On the first series many ideas came from experiences that Brown has actually had, like going to the gynaecologist and being recognised. Other ideas came from Johnstone’s time working at C4. “I observed Jaquie, the other presenters and TV people in general,” he says, “They have really short shelf lives and I was pondering what that must be like and how insecure they must be. Jaquie was one of the presenters who was really lovely. You’d never know if she was insecure—but other presenters, not so much.”
In the first series, Johnstone teamed up with writer Jodie Molloy. “Jodie had a lot of good ideas from working in publicity, where she had first-hand experience of what it’s like to deal with show ponies and the bullshit of working at a network. One of the main characters, Kim Sharee, is a publicist, so Jodie had a really good ear for the kind of stuff that she’d get into.”
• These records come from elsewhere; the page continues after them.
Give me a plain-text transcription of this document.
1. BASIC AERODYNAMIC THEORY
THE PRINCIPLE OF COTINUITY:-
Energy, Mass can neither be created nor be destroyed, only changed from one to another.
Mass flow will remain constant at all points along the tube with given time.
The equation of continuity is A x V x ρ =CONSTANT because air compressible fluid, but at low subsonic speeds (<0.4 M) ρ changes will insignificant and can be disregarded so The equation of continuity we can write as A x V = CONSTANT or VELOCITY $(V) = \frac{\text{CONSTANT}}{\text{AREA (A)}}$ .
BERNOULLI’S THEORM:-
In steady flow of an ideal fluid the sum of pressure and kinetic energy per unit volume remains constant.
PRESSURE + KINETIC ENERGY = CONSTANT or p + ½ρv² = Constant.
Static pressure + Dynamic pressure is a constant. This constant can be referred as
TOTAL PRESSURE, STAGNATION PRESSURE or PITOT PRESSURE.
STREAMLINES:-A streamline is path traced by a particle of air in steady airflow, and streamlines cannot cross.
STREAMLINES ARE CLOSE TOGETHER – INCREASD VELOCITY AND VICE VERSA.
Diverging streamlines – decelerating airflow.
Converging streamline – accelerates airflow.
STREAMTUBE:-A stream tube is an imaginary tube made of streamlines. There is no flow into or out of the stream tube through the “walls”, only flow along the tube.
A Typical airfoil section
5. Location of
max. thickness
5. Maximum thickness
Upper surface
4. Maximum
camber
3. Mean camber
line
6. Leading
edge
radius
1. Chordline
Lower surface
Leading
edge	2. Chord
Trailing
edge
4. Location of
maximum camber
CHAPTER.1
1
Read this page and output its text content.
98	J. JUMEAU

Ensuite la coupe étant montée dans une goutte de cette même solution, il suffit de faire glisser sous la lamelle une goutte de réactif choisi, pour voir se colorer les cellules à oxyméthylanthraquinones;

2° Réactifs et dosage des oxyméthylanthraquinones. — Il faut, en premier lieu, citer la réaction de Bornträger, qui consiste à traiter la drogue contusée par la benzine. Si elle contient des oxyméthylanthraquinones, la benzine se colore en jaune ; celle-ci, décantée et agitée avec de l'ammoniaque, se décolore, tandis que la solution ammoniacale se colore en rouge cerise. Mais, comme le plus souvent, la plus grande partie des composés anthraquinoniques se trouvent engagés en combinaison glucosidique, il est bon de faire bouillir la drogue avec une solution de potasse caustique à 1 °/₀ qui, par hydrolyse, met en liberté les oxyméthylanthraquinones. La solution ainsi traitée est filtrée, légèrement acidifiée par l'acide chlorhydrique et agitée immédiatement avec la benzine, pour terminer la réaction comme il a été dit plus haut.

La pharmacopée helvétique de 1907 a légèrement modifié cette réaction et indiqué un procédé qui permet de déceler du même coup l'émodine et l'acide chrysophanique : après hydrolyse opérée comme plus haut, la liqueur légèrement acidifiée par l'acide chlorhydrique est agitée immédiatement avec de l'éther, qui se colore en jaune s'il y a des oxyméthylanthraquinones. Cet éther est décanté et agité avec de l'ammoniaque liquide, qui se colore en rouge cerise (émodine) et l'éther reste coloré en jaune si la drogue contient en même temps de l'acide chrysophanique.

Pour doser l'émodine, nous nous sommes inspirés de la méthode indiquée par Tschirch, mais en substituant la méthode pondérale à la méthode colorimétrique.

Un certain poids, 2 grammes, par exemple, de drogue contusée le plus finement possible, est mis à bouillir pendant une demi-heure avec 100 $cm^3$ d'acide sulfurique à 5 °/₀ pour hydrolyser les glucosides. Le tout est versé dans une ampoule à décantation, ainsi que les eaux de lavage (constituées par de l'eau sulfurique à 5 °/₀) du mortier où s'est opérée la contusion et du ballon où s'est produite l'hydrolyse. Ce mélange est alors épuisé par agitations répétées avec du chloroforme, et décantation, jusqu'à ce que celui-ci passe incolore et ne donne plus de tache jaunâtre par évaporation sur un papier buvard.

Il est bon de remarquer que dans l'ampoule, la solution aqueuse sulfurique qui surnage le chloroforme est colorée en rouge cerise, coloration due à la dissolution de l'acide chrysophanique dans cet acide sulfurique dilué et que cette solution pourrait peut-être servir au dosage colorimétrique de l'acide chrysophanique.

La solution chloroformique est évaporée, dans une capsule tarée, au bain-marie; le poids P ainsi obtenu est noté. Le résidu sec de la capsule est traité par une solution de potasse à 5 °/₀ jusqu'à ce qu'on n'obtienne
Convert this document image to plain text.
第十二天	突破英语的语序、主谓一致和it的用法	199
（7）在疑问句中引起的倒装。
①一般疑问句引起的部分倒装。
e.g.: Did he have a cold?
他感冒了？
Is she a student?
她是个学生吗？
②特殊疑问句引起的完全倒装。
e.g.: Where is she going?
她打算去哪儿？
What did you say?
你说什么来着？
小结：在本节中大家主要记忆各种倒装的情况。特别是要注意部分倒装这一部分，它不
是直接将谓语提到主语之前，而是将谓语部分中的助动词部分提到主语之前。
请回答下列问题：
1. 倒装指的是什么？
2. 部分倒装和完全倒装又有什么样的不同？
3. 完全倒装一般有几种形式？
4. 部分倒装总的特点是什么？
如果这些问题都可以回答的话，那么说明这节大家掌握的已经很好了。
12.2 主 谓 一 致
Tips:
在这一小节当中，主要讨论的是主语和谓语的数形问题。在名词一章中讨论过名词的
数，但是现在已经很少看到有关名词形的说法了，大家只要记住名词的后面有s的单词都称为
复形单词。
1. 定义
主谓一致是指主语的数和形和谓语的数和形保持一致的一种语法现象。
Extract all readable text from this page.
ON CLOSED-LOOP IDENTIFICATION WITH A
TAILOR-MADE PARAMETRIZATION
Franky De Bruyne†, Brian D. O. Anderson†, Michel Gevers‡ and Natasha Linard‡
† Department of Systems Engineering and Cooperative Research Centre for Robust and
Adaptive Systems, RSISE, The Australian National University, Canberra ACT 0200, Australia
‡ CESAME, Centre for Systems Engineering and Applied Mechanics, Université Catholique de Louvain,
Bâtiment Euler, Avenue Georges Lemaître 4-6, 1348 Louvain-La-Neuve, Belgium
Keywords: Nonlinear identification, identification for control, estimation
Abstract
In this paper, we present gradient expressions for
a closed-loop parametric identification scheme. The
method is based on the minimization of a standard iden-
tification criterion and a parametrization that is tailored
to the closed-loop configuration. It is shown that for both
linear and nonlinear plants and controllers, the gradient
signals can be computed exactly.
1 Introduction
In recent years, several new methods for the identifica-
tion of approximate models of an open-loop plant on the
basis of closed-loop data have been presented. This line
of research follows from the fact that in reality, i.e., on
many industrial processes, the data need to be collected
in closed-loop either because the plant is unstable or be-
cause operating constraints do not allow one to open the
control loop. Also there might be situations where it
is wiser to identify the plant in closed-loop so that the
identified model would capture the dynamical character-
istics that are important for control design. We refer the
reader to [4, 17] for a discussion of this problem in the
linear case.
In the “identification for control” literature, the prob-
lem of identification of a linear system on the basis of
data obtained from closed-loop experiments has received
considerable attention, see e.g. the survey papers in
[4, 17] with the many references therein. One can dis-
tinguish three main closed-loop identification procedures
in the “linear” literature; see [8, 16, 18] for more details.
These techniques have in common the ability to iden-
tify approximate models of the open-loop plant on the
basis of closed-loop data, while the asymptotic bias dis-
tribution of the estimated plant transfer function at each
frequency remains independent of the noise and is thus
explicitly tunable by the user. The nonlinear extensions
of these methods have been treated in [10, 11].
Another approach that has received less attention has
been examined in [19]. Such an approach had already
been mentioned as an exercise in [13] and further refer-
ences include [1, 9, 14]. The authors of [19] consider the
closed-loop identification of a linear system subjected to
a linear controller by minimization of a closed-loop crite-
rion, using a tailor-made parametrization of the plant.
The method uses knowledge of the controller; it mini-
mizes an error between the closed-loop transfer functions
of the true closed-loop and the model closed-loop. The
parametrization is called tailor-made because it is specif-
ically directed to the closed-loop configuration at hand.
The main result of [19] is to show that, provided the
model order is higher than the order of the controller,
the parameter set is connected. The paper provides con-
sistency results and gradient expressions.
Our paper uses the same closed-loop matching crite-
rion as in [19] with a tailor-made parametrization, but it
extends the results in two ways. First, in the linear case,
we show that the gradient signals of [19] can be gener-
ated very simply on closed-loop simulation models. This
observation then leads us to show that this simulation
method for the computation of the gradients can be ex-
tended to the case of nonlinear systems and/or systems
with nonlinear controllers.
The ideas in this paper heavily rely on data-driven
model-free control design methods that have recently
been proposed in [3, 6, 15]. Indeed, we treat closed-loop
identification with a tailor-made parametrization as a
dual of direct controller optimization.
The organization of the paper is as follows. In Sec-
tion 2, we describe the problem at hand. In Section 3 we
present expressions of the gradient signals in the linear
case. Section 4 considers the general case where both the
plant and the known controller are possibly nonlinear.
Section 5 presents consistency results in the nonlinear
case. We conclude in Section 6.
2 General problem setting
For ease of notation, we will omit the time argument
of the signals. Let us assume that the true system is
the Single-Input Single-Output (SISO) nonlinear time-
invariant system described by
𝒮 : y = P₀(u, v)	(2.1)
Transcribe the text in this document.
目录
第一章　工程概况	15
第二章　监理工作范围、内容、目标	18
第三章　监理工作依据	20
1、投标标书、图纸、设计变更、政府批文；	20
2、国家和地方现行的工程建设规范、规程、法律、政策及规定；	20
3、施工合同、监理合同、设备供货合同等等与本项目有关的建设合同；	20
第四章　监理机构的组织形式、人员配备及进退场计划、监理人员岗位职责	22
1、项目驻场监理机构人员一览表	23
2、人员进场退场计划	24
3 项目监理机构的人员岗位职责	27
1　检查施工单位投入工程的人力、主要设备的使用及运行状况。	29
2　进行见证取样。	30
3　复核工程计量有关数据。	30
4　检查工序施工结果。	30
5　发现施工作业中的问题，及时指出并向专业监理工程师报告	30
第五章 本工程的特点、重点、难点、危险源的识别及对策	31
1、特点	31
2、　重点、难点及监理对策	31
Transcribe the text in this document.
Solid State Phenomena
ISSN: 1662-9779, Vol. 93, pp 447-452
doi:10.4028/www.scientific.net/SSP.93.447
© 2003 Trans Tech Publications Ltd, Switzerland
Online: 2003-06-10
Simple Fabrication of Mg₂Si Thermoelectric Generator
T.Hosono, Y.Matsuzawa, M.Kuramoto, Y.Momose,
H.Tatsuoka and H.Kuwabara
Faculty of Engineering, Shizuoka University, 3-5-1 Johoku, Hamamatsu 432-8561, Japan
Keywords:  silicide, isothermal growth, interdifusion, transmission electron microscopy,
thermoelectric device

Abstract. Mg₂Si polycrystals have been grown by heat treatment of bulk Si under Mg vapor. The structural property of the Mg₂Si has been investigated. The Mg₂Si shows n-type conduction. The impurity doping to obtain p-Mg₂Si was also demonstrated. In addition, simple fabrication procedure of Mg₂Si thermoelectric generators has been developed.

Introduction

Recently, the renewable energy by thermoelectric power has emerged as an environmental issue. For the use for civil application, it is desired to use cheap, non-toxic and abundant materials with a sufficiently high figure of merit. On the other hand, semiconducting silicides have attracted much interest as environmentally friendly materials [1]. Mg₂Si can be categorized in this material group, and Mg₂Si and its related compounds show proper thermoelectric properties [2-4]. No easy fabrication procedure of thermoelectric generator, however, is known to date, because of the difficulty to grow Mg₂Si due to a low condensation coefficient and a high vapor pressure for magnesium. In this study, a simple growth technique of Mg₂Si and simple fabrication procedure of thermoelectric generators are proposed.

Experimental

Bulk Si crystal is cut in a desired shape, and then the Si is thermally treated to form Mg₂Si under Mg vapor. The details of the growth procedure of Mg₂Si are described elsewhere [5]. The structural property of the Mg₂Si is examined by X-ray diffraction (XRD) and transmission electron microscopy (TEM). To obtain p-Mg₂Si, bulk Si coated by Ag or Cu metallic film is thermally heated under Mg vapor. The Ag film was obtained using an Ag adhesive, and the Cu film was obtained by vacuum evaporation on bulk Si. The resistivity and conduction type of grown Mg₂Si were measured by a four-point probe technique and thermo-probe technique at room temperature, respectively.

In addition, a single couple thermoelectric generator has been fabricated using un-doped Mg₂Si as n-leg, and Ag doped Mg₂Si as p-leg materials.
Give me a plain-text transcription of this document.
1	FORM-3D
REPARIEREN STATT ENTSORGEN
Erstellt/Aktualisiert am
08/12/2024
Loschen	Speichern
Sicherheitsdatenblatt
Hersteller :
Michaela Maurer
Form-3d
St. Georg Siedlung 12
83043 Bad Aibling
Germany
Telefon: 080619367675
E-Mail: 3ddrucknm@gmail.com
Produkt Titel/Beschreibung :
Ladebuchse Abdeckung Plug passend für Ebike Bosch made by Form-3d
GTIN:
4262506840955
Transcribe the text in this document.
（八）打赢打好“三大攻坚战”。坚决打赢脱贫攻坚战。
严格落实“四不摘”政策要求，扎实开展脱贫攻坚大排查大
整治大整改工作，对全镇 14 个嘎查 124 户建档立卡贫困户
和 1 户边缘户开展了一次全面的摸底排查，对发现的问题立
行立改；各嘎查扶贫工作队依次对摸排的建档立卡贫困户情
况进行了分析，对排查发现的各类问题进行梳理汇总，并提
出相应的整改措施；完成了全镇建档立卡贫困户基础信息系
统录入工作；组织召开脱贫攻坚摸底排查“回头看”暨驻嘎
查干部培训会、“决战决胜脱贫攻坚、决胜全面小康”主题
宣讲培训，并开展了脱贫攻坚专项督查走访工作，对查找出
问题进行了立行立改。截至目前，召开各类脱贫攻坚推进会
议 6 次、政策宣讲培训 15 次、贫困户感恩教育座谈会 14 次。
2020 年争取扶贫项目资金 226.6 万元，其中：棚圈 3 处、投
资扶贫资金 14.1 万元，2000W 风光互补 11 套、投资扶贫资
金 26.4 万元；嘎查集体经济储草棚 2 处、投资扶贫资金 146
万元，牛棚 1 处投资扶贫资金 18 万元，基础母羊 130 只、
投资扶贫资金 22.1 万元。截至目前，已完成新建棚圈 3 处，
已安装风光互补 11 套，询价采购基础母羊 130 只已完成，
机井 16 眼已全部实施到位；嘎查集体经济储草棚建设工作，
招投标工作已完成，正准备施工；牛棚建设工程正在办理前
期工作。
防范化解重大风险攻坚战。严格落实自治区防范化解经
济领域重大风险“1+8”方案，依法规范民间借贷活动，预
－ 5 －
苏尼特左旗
Their process of coming up with ideas seems simple. “We’d do a lot of shooting-the-shit kind of talk, and she’d get onto a story about how a guy tried to staunch a nosebleed by putting a tampon in his nostril and how his nose swelled up, and then little things like that ended up making it into the show. And other things like the fact that Jaquie always gets called Jackie Clarke, we had to do something with that. There is a lot of material there to begin with.”
The second series was different. Johnstone worked with Molloy a lot less because she wasn’t available. And having run out of true stories, his ideas had to be created from scratch.
Johnstone gives himself a clear brief to refine his ideas. “This is a show about a TV personality. The ideas for the show have to do with Jaquie’s situation; being who she is. Because if you’re just walking down the street going, ‘Is that funny?’ you can say no, it doesn’t work because it doesn’t have anything to do with being a TV personality.” It’s that simple? “Pretty much.”
Johnstone is one of NZ comedy’s self-proclaimed critics—to his friends—but he gets frustrated with critics who feel the need to publicly bag it. “People who criticise New Zealand comedy in the media are usually fucking clueless, like they have no idea how hard it is to make a show and how decisions are made. They’re not researching and it’s destructive because it just brings out this idea to the rest of New Zealand that ‘Oh, we can’t make comedy.’ And ‘Maybe we shouldn’t bother.’ It’s a vicious cycle.”
Does he think there are funny New Zealanders out there? “Yes! There are funny people out there and people with good ideas. We could possibly have a Mighty Boosh or an Office, but those people need to be supported and invested in. But we don’t have a culture of nurturing the right type of comedy.”
Johnstone says he has no interest in making a series three of Jaquie Brown. He does however want to continue writing and directing. “TV can be a really fun format but it’s tough, especially in New Zealand. I think I’d like to get more experience and keep making things. Something with a budget, something with a little bit more time, so whether that’s a film or another TV series, I don’t mind. As long as it’s good and as long as I enjoy myself.”